Любители Империи могут услаждать себя огромными территориальными приращениями екатерининского царствования, но и они должны понимать, что средства на бесконечные войны и на колонизацию казна получала, отчуждая весь прибавочный труд рабов. На этом же отчужденном продукте, на непостроенных школах и больницах, на жалких хижинах и примитивных орудиях рабов созидалась вся великолепная культура золотого века петербургской эпохи, ее дворцы и лицеи, дворянские гнезда и столичные театры, стихи Сумарокова и оды Державина. Владимир Набоков как-то цинично заметил, что без крепостного права не было бы и Пушкина. Не знаю, были же в России Блок и Ахматова, Пастернак и Георгий Иванов без всякого крепостного права. Но если действительно Пушкин бы не состоялся без его михайловских крепостных, то, быть может, пусть лучше не было бы Пушкина?
Можно ли страданиями одних покупать счастье других? Это — нравственный вопрос. И единственным ответом на него является однозначное нет. А доказательством верности этого ответа — несчастная судьба величайшей империи мира, воздвигнутой скорбными трудами белокожих православных эфиопов.
В знаменитом “Послании Совету Народных Депутатов” на первую годовщину Октябрьского переворота Святейший Патриарх Тихон обвинял большевиков: “Соблазнив темный и невежественный народ возможностью легкой и безнаказанной наживы, вы отуманили его совесть, заглушили в нем сознание греха; но какими бы названиями ни прикрывались злодеяния — убийство, насилие, грабеж всегда останутся тяжкими и вопиющими к Небу об отмщении грехами и преступлениями11”. Все здесь верно, но в сто крат виновней большевиков те, кто целенаправленно вверг русский народ в темноту и невежество за века своего правления.
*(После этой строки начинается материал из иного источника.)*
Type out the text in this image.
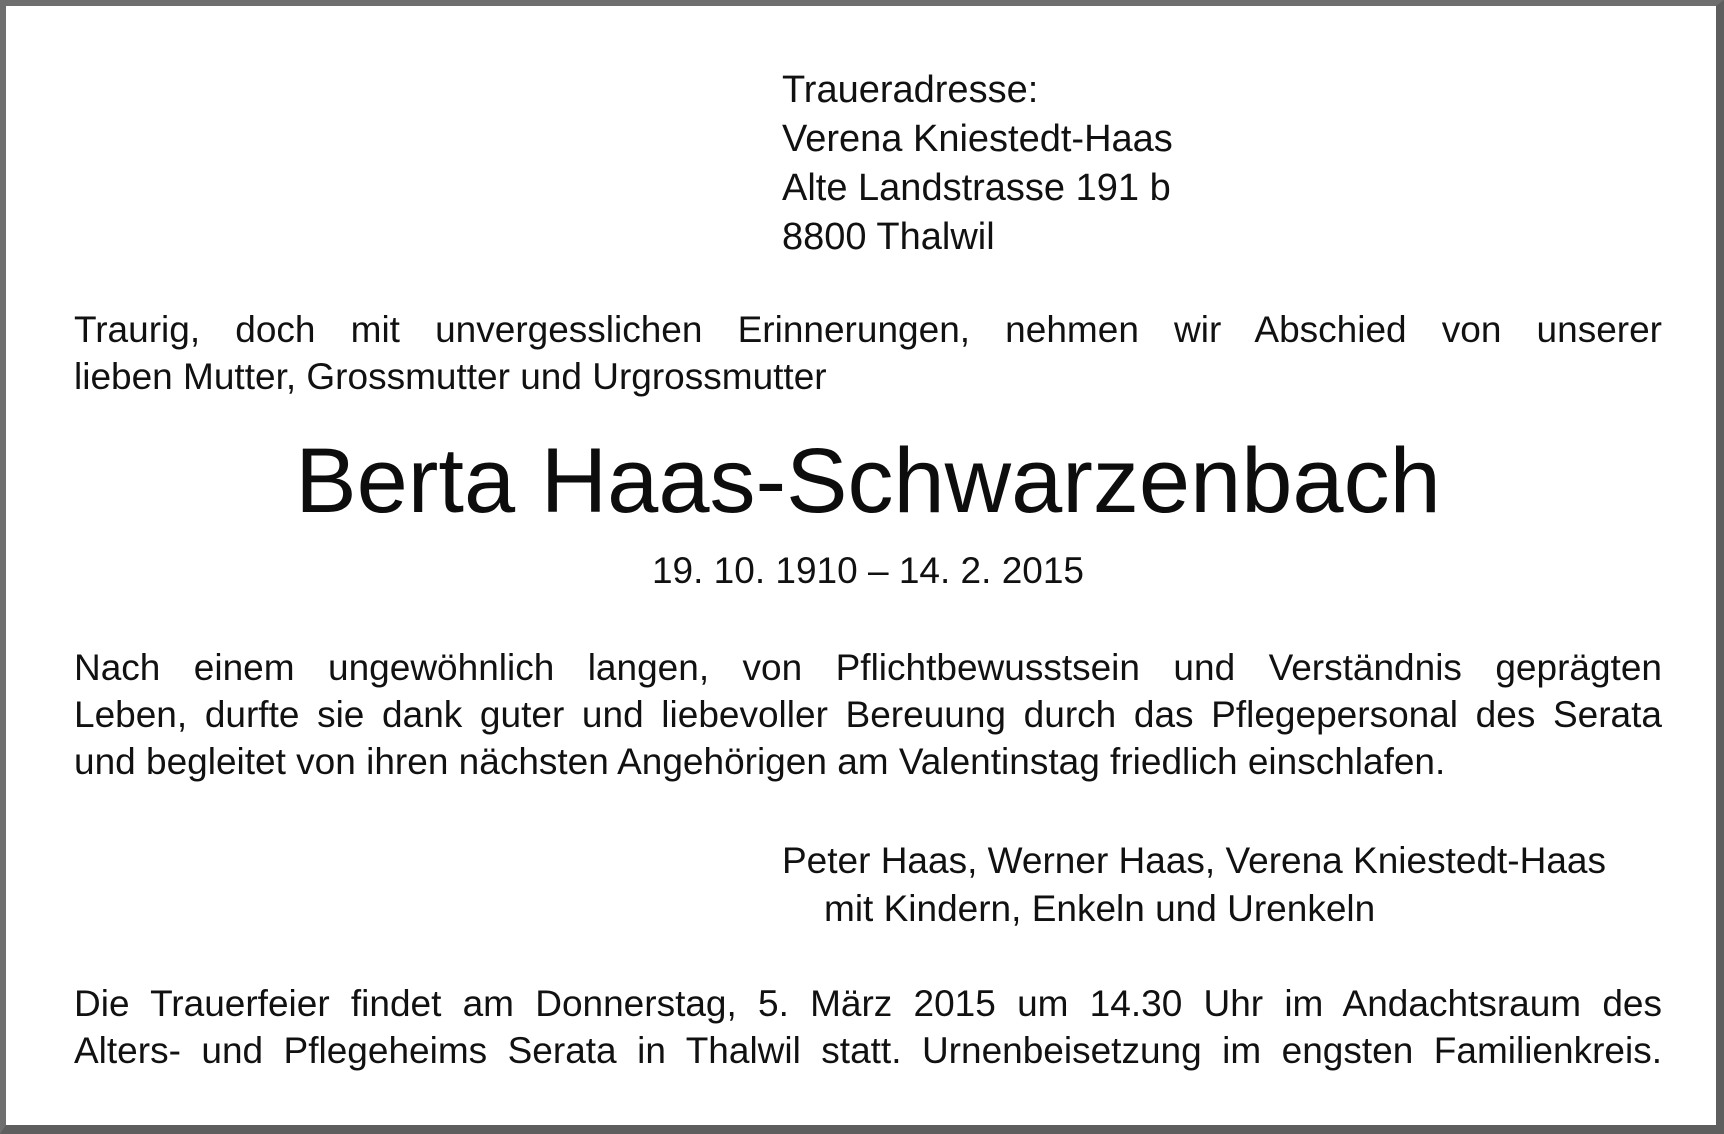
Traueradresse:
Verena Kniestedt-Haas
Alte Landstrasse 191 b
8800 Thalwil
Traurig, doch mit unvergesslichen Erinnerungen, nehmen wir Abschied von unserer
lieben Mutter, Grossmutter und Urgrossmutter
Berta Haas-Schwarzenbach
19. 10. 1910 – 14. 2. 2015
Nach einem ungewöhnlich langen, von Pflichtbewusstsein und Verständnis geprägten
Leben, durfte sie dank guter und liebevoller Bereuung durch das Pflegepersonal des Serata
und begleitet von ihren nächsten Angehörigen am Valentinstag friedlich einschlafen.
Peter Haas, Werner Haas, Verena Kniestedt-Haas
mit Kindern, Enkeln und Urenkeln
Die Trauerfeier findet am Donnerstag, 5. März 2015 um 14.30 Uhr im Andachtsraum des
Alters- und Pflegeheims Serata in Thalwil statt. Urnenbeisetzung im engsten Familienkreis.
Большевики и другие революционеры только “вошли в труд их”. Россия никогда не была колонией, чьим-то внешним владением. Она всегда управлялась собственной национальной властью. Но эта национальная власть, к сожалению, слишком долго оставалась антинациональной, эгоистически эвдемонистской, думающей о собственном благе, а не о благе вверенного ей Провидением народа.
Тойнби назвал “бесчеловечным” “исключение из сферы эллинистического просвещения местного пролетариата (то есть рабов и плебс. —
А. З.), который попросил хлеба, а ему дали камень”. “Данью, которую просвещенное эллинистическое правящее меньшинство заплатило за свою духовную замкнутость, стала утрата им своей моральной и материальной силы”12. То же произошло и с российским правящим меньшинством.